Molly Springfield

SF Examiner by Tiffany Maleshefski

Drawings found in ‘Translation’

Q and A: The art of a copy

Molly Springfield draws painstakingly detailed copies of photocopies she takes of books. Most recently, the Washington, D.C.-based artist has reproduced — in sequential order — the first chapter of Marcel Proust’s “In Search of Lost Time.” Her show “Translation” is at Steven Wolf Fine Arts.

Would you take us through your process of creating drawings?

In terms of my actual physical process, it’s a little physically painful. I have to get into a zone where I’m kind of doing it, but not reading the text as I go along. It’s sort of like a Zen state.

How long does it take you to complete a drawing?

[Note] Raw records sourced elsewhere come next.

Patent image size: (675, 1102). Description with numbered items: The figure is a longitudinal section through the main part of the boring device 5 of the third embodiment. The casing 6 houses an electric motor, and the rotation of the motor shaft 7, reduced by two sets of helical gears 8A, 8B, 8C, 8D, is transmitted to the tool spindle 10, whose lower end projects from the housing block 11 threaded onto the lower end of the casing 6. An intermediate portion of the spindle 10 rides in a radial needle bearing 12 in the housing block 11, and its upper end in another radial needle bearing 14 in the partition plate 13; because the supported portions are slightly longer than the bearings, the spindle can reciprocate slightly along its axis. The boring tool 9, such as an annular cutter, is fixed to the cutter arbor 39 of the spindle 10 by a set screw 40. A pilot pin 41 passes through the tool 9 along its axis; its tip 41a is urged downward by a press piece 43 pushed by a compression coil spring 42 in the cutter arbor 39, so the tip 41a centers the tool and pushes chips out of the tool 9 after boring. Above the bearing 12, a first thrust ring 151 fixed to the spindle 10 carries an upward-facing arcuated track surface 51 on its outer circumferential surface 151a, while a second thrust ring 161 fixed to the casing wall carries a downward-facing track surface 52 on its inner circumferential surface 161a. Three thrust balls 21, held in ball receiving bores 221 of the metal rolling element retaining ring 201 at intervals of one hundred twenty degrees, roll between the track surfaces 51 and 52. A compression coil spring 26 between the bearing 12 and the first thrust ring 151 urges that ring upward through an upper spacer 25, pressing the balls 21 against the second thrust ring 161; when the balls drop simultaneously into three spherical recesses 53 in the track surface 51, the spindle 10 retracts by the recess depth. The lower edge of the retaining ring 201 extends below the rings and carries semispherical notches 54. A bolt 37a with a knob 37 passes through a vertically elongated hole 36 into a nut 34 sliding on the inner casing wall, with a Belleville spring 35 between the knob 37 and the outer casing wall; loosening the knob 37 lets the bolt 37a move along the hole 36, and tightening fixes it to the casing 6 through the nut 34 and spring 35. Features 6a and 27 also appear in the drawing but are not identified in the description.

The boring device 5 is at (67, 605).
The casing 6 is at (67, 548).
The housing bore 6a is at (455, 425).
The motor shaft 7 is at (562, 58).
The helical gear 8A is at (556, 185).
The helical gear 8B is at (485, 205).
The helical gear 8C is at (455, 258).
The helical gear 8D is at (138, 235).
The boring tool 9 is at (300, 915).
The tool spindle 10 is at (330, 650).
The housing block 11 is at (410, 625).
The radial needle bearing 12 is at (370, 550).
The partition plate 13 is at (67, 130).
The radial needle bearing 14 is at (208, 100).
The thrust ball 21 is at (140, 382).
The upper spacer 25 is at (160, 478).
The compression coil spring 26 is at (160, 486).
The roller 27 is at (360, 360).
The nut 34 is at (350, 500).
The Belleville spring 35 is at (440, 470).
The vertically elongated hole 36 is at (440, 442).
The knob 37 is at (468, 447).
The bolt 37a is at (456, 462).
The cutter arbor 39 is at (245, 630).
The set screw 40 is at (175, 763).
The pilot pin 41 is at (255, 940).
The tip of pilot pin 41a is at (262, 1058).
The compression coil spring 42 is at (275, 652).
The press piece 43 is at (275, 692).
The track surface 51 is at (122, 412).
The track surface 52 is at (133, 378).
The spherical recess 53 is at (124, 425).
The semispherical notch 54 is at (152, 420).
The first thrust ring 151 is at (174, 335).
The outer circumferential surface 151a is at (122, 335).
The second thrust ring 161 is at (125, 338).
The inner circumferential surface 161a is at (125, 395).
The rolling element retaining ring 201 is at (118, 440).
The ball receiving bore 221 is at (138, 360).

It takes between 1½ to two weeks. It depends on what I’ve got going on in my life. I think any kind of repetitive task, knitting, etc. … after a time, you develop a sort of muscle memory. It’s like an endurance test.

How many works are in the current exhibition?

Twenty-eight 11-by-17-inch drawings of photocopies. If you went into the bookstore, that’s the first 48 to 50 pages of the book.

What made you decide to start drawing photocopies of text?

I’ve always had an interest in text and the relationship that a viewer/reader has to text — the way it functions as an object or conveys information. When text is a visual art piece, it can do both. I’m also interested in books as objects and what nostalgia they carry
for people.

How long has this exhibition taken you to complete?

I worked on the project for over two years. I had other projects going on at the same time, but it was always something I came back to.